The US firm Tesla and South Korea’s LG Chem are tipped to dominate the US battery storage market, which is expected to be worth as much as $US50 billion by 2020.
Analysts at investment bank Morgan Stanley suggest Tesla and LG Chem are best positioned to take big market shares in a market that it predicts will grow faster than most others expect.
Morgan Stanley says the “addressable” battery storage market in the US is 85GWh, or around $US30 billion. But if regulators come on board and allow it to compete in deregulated power markets, then that forecast is nearly doubled to 140GWh or more than $US50 billion.
The analysts predict that Tesla and LG Chem are likely to snaffle 30 per cent of this market each, although it doesn’t rule out that either party could gather a 50 per cent share. In the former, it depends on the success of its Gigafactory. For the latter, it would require its own US manufacturing base.
The US market, however, will be just a fraction of the global market – which the Morgan Stanley analysts expect will be 7 to 8 times bigger. China alone is expected to have double the market size of the US in battery storage.
This report – Energy Storage: An Underappreciated Disruptor – says the US market will be focused mainly at the utility level, where power companies and developers will see value in providing grid stability such as ancillary services, and to meet peak demand and supply variations.
In regional grids such as California, with a heavy reliance on storage, this is likely to make mattes difficult for gas generators, who are unlikely to be able to compete on cost or flexibility. In some markets, such as the PJIM, battery storage is already accounting for most of the grid stability market.
This clearly has implications for Australia, which has the added value proposition of substituting for grid upgrades, and because of the huge electricity costs (mostly from gird prices), and its high gas generation costs, could create a big market for battery storage.
“Energy storage will release stored power during periods of high demand (early evening and early morning) when power prices are at their highest – storage effectively provides a low-cost source of power, eliminating the need for the highest cost, least efficient conventional power plant,” the analysts write.

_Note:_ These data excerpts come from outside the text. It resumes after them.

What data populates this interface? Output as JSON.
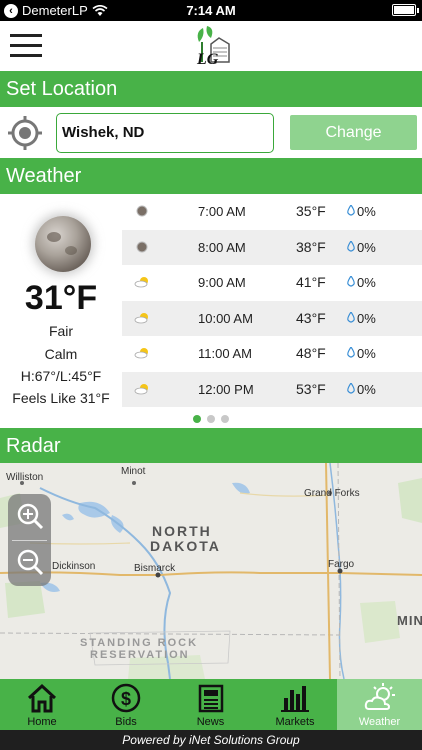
{
  "status_bar": {
    "back_label": "DemeterLP",
    "time": "7:14 AM"
  },
  "header": {
    "logo_text": "LG"
  },
  "location_section": {
    "title": "Set Location",
    "location_value": "Wishek, ND",
    "change_label": "Change"
  },
  "weather_section": {
    "title": "Weather",
    "current": {
      "icon": "moon-icon",
      "temperature": "31°F",
      "condition": "Fair",
      "wind": "Calm",
      "hi_lo": "H:67°/L:45°F",
      "feels_like": "Feels Like 31°F"
    },
    "hourly": [
      {
        "time": "7:00 AM",
        "temp": "35°F",
        "precip": "0%",
        "icon": "moon-icon"
      },
      {
        "time": "8:00 AM",
        "temp": "38°F",
        "precip": "0%",
        "icon": "moon-icon"
      },
      {
        "time": "9:00 AM",
        "temp": "41°F",
        "precip": "0%",
        "icon": "sun-cloud-icon"
      },
      {
        "time": "10:00 AM",
        "temp": "43°F",
        "precip": "0%",
        "icon": "sun-cloud-icon"
      },
      {
        "time": "11:00 AM",
        "temp": "48°F",
        "precip": "0%",
        "icon": "sun-cloud-icon"
      },
      {
        "time": "12:00 PM",
        "temp": "53°F",
        "precip": "0%",
        "icon": "sun-cloud-icon"
      }
    ],
    "pager": {
      "pages": 3,
      "active": 1
    }
  },
  "radar_section": {
    "title": "Radar",
    "map": {
      "cities": [
        "Williston",
        "Minot",
        "Grand Forks",
        "Bismarck",
        "Fargo",
        "Dickinson"
      ],
      "state_label_1": "NORTH",
      "state_label_2": "DAKOTA",
      "reservation_1": "STANDING ROCK",
      "reservation_2": "RESERVATION",
      "edge_label": "MIN"
    }
  },
  "bottom_nav": {
    "items": [
      {
        "label": "Home",
        "icon": "home-icon"
      },
      {
        "label": "Bids",
        "icon": "dollar-icon"
      },
      {
        "label": "News",
        "icon": "newspaper-icon"
      },
      {
        "label": "Markets",
        "icon": "bar-chart-icon"
      },
      {
        "label": "Weather",
        "icon": "sun-cloud-icon"
      }
    ],
    "active": "Weather"
  },
  "footer": {
    "text": "Powered by iNet Solutions Group"
  },
  "colors": {
    "brand_green": "#48b248",
    "light_green": "#8fd38f"
  }
}
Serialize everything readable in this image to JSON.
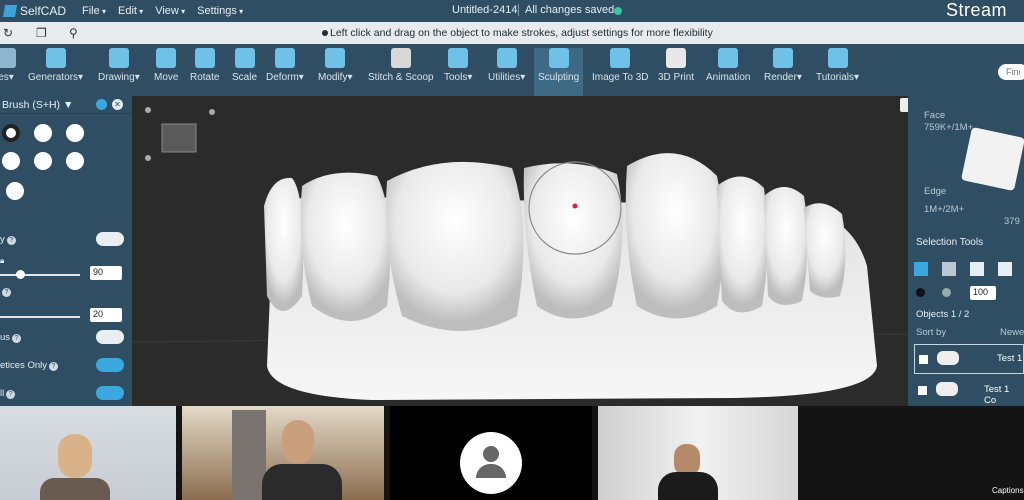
{
  "app": {
    "name": "SelfCAD",
    "document_title": "Untitled-2414",
    "save_status": "All changes saved",
    "stream_logo": "Stream"
  },
  "menu": {
    "items": [
      "File",
      "Edit",
      "View",
      "Settings"
    ]
  },
  "hint": {
    "text": "Left click and drag on the object to make strokes, adjust settings for more flexibility"
  },
  "toolbar": {
    "items": [
      {
        "label": "es",
        "arrow": true
      },
      {
        "label": "Generators",
        "arrow": true
      },
      {
        "label": "Drawing",
        "arrow": true
      },
      {
        "label": "Move"
      },
      {
        "label": "Rotate"
      },
      {
        "label": "Scale"
      },
      {
        "label": "Deform",
        "arrow": true
      },
      {
        "label": "Modify",
        "arrow": true
      },
      {
        "label": "Stitch & Scoop"
      },
      {
        "label": "Tools",
        "arrow": true
      },
      {
        "label": "Utilities",
        "arrow": true
      },
      {
        "label": "Sculpting",
        "active": true
      },
      {
        "label": "Image To 3D"
      },
      {
        "label": "3D Print"
      },
      {
        "label": "Animation"
      },
      {
        "label": "Render",
        "arrow": true
      },
      {
        "label": "Tutorials",
        "arrow": true
      }
    ],
    "find_placeholder": "Find"
  },
  "left_panel": {
    "title": "Brush (S+H) ▼",
    "rows": [
      {
        "label": "y",
        "type": "toggle",
        "on": false
      },
      {
        "label": "",
        "type": "slider",
        "value": "90",
        "fill": 0.2
      },
      {
        "label": "",
        "type": "slider",
        "value": "20",
        "fill": 1.0
      },
      {
        "label": "us",
        "type": "toggle",
        "on": false
      },
      {
        "label": "etices Only",
        "type": "toggle",
        "on": true
      },
      {
        "label": "ll",
        "type": "toggle",
        "on": true
      }
    ]
  },
  "right_panel": {
    "face_label": "Face",
    "face_count": "759K+/1M+",
    "edge_label": "Edge",
    "edge_count": "1M+/2M+",
    "extra_count": "379",
    "selection_title": "Selection Tools",
    "opacity_value": "100",
    "objects_label": "Objects 1 / 2",
    "sort_label": "Sort by",
    "sort_value": "Newes",
    "objects": [
      {
        "name": "Test 1",
        "selected": true
      },
      {
        "name": "Test 1 Co",
        "selected": true
      }
    ]
  },
  "bottom": {
    "captions_label": "Captions"
  },
  "colors": {
    "toolbar_bg": "#2f4e63",
    "accent": "#3aa7df",
    "viewport_bg": "#2b2b2b"
  }
}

Morgan Stanley does not see a big residential demand for battery storage, mainly because of the way solar tariffs are structured in most of the US, where solar homeowners get the same retail rate for exports and have no real incentive to store power in a box for use after the sun goes down.

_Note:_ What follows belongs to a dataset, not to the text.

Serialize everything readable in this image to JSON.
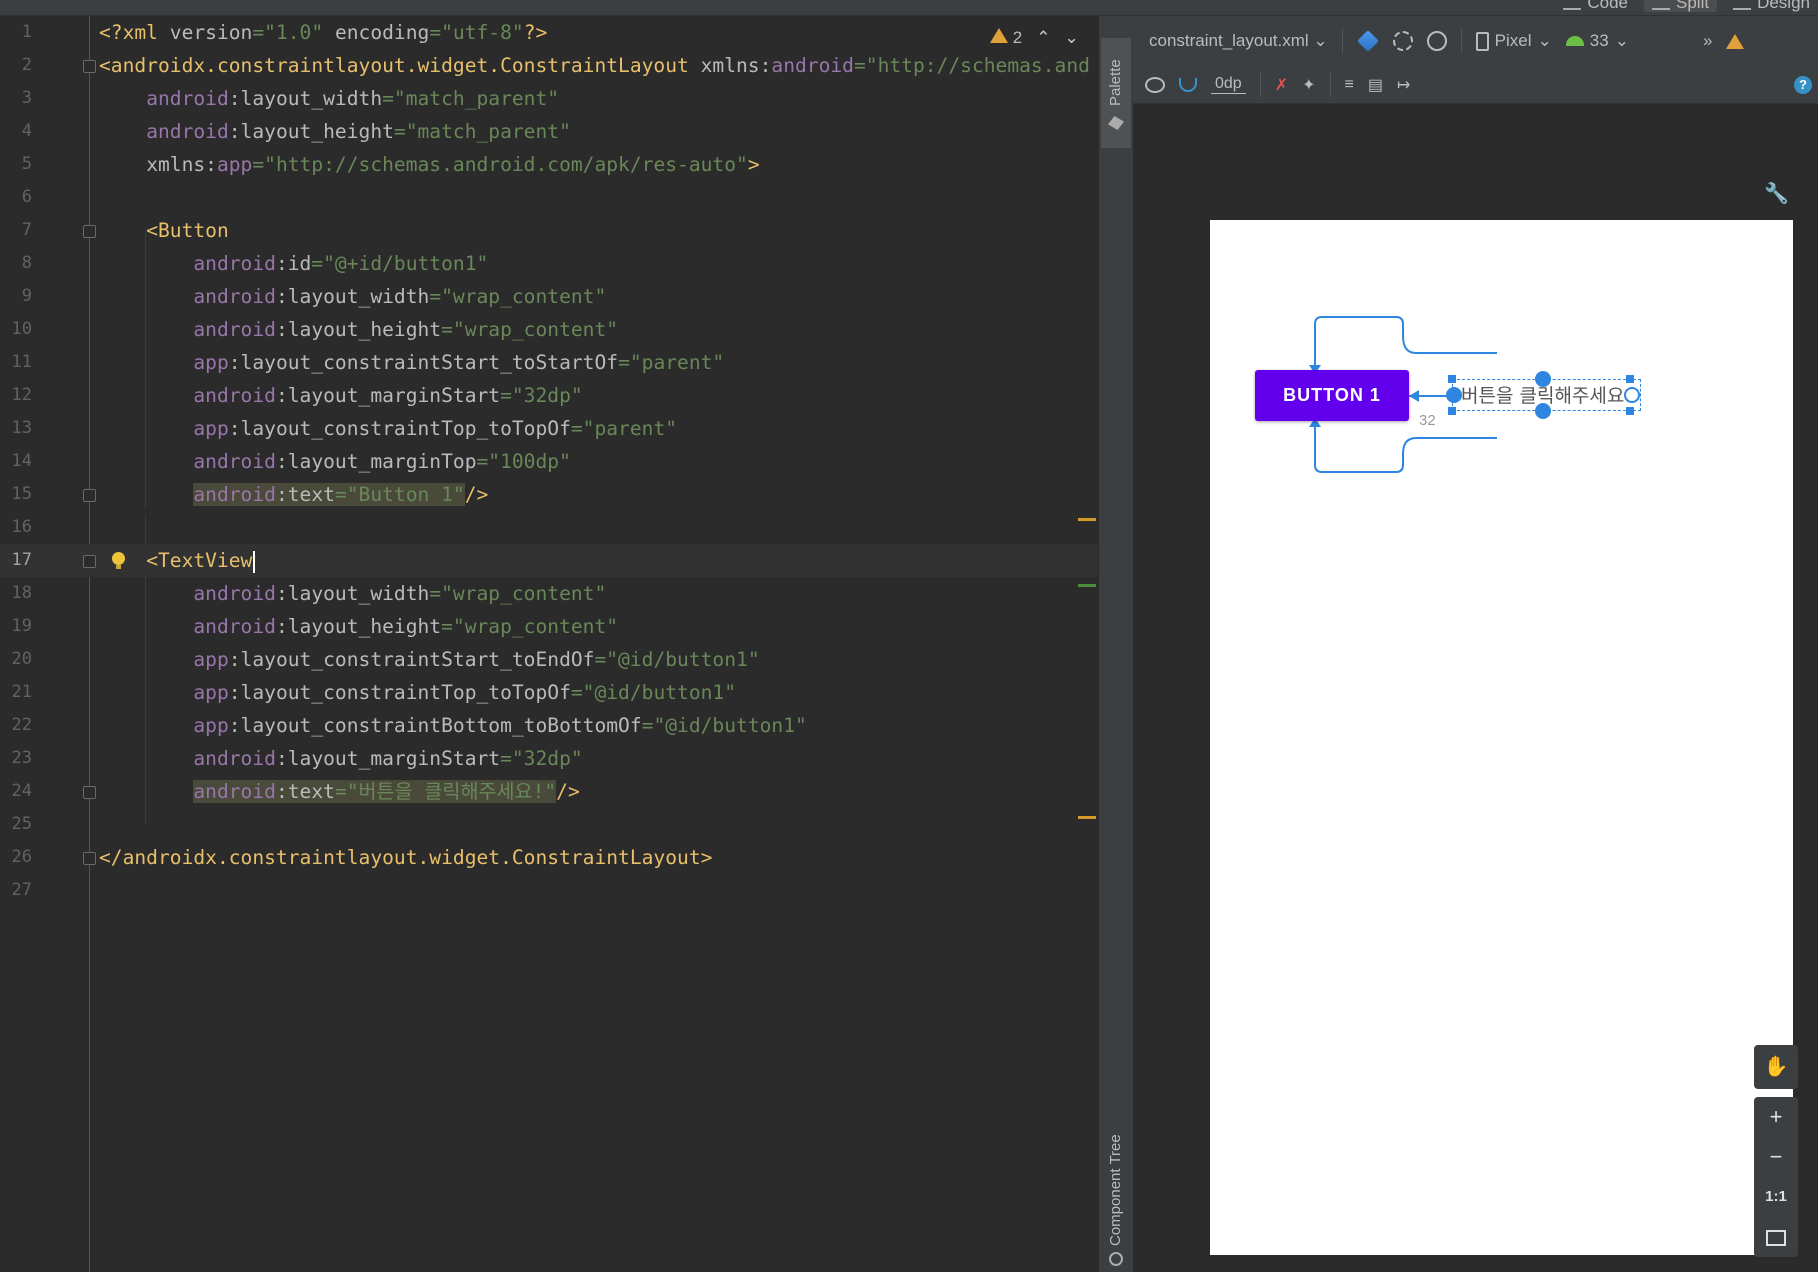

“We believe energy storage will be deployed primarily by utilities rather than by individuals and businesses because the “collective benefits” are typically much greater than the benefit a single customer receives,” they write.
As for Tesla and LG Chem – who incidentally are thought to be the major players in the Australian market so far – Morgan Stanley says other competitors will struggle to match the scale and manufacturing efficiency advantages of these two players.

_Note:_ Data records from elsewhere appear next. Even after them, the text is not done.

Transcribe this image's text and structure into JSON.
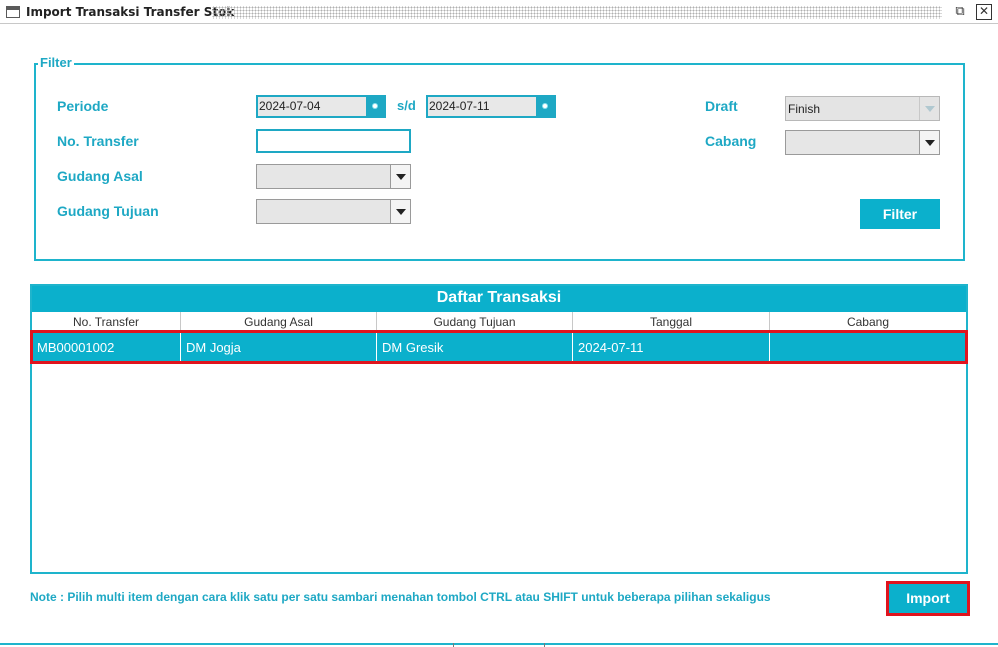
{
  "window": {
    "title": "Import Transaksi Transfer Stok",
    "restore_icon": "⧉",
    "close_icon": "✕"
  },
  "filter": {
    "legend": "Filter",
    "periode_label": "Periode",
    "periode_from": "2024-07-04",
    "sd_label": "s/d",
    "periode_to": "2024-07-11",
    "no_transfer_label": "No. Transfer",
    "no_transfer_value": "",
    "gudang_asal_label": "Gudang Asal",
    "gudang_asal_value": "",
    "gudang_tujuan_label": "Gudang Tujuan",
    "gudang_tujuan_value": "",
    "draft_label": "Draft",
    "draft_value": "Finish",
    "cabang_label": "Cabang",
    "cabang_value": "",
    "filter_button": "Filter"
  },
  "table": {
    "title": "Daftar Transaksi",
    "columns": [
      "No. Transfer",
      "Gudang Asal",
      "Gudang Tujuan",
      "Tanggal",
      "Cabang"
    ],
    "rows": [
      [
        "MB00001002",
        "DM Jogja",
        "DM Gresik",
        "2024-07-11",
        ""
      ]
    ]
  },
  "footer": {
    "note": "Note : Pilih multi item dengan cara klik satu per satu sambari menahan tombol CTRL atau SHIFT untuk beberapa pilihan sekaligus",
    "import_button": "Import"
  },
  "colors": {
    "accent": "#0bb0cc",
    "label": "#1ea8c4",
    "highlight": "#e0141e"
  }
}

The analysis assumes an average selling price of battery storage starting at $US250/KWh, deflating 5 per cent per year to $US150/KWh by 2027.
Already, that puts storage in the money for certain applications, such as commercial and industrial customers in California who combine it with rooftop solar.
And when it gets to $US200/kWh it will be economic for off-peak, on peak arbitrage in markets such as California, putting enormous pressure on the gas peaking plant in place.
The analysts even suggest that either company could capture at least 10 per cent, or as much as 30 per cent, of the global market.
“Our electric utilities team suggests the global market for utility-level battery storage may be as high 7-8 times the size of the US market,” and that the Chinese market is forecast to be twice the size of the US by 2030.
(Note: We are unable to provide a link to the report).